Federal judge rules AI training on copyrighted books is fair use, but trial over pirated content continues

A federal judge has delivered a landmark ruling in the ongoing legal battle between authors and AI companies over copyright infringement. Judge William Alsup of the Northern District of California found that Anthropic’s use of copyrighted books to train its Claude AI models constitutes fair use under copyright law.

The case began when authors Andrea Bartz, Charles Graeber, and Kirk Wallace Johnson filed a class action lawsuit against Anthropic in August 2024. They alleged that the company copied millions of books without permission to train its large language models.

Judge Alsup’s decision marks the first time a federal court has sided with an AI company on fair use grounds for training purposes. The judge called the AI technology “among the most transformative many of us will see in our lifetimes.” He also ruled that converting purchased print books to digital format was fair use, provided the original copies were destroyed.

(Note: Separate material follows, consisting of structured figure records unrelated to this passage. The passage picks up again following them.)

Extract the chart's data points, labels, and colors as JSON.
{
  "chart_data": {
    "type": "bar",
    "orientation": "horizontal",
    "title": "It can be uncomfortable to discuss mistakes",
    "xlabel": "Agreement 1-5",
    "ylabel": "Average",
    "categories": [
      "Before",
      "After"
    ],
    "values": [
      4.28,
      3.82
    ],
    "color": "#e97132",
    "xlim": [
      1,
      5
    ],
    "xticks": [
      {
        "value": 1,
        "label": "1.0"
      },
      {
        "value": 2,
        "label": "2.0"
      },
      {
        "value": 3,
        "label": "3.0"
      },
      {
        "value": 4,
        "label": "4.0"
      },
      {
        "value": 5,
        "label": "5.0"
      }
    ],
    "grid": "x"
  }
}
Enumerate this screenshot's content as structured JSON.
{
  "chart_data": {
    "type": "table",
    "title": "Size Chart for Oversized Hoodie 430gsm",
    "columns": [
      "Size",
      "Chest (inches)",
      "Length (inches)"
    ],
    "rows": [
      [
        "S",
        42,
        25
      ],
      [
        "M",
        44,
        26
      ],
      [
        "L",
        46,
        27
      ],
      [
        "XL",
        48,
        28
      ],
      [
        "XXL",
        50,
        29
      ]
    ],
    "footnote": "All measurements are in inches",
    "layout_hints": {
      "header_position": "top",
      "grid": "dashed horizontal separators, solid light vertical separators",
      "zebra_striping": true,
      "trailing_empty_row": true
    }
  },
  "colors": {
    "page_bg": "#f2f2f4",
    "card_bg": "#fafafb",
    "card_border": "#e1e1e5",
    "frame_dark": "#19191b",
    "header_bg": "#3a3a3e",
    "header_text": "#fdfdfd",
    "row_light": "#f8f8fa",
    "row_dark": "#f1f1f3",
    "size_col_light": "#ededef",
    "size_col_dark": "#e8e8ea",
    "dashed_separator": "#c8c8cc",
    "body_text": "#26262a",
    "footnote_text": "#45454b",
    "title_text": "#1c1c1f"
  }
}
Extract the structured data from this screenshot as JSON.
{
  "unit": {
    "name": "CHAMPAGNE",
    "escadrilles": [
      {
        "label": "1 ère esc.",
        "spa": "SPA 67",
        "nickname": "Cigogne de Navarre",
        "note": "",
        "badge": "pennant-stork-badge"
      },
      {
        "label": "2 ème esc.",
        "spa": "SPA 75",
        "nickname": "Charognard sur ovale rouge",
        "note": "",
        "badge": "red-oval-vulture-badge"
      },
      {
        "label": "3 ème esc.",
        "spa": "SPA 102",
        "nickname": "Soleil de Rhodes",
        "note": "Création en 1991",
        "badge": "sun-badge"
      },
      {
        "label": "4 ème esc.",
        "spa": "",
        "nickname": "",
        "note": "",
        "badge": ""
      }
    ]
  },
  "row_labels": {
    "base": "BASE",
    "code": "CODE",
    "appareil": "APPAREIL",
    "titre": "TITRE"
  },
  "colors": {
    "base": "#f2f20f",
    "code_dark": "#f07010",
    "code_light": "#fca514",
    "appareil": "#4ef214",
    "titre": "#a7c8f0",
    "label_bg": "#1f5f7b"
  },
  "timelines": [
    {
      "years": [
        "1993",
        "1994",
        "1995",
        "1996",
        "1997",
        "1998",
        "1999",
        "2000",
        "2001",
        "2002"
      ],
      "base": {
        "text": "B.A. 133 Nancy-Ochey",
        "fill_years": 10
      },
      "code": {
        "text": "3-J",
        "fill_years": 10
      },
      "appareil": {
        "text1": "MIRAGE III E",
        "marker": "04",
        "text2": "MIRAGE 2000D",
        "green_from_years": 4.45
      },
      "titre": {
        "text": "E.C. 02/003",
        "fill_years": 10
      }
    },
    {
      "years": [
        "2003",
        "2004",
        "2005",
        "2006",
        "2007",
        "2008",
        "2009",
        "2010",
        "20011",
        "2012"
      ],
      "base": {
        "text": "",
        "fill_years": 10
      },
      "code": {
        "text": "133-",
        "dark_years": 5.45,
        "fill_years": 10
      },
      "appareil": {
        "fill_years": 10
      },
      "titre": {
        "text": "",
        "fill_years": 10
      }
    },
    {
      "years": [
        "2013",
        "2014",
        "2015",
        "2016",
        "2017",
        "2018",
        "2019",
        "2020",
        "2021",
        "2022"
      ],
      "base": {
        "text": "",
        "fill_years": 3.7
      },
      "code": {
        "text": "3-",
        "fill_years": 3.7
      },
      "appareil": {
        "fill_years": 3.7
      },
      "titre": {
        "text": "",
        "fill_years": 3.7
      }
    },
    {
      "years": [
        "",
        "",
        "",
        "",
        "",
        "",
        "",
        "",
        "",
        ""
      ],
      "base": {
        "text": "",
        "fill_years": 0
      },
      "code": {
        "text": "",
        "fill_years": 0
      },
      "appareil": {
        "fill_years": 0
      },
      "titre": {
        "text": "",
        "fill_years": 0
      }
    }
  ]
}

However, the ruling was not entirely favorable to Anthropic. The judge found that the company’s use of pirated book copies to build a “central library” was not protected by fair use. Anthropic allegedly downloaded millions of copyrighted books from illegal sources and planned to keep them “forever” for “general purpose” use.

The court will now proceed to trial specifically on the pirated content issue and resulting damages. Judge Alsup noted that purchasing books after downloading them illegally would not absolve Anthropic of liability, though it might affect the damage amount.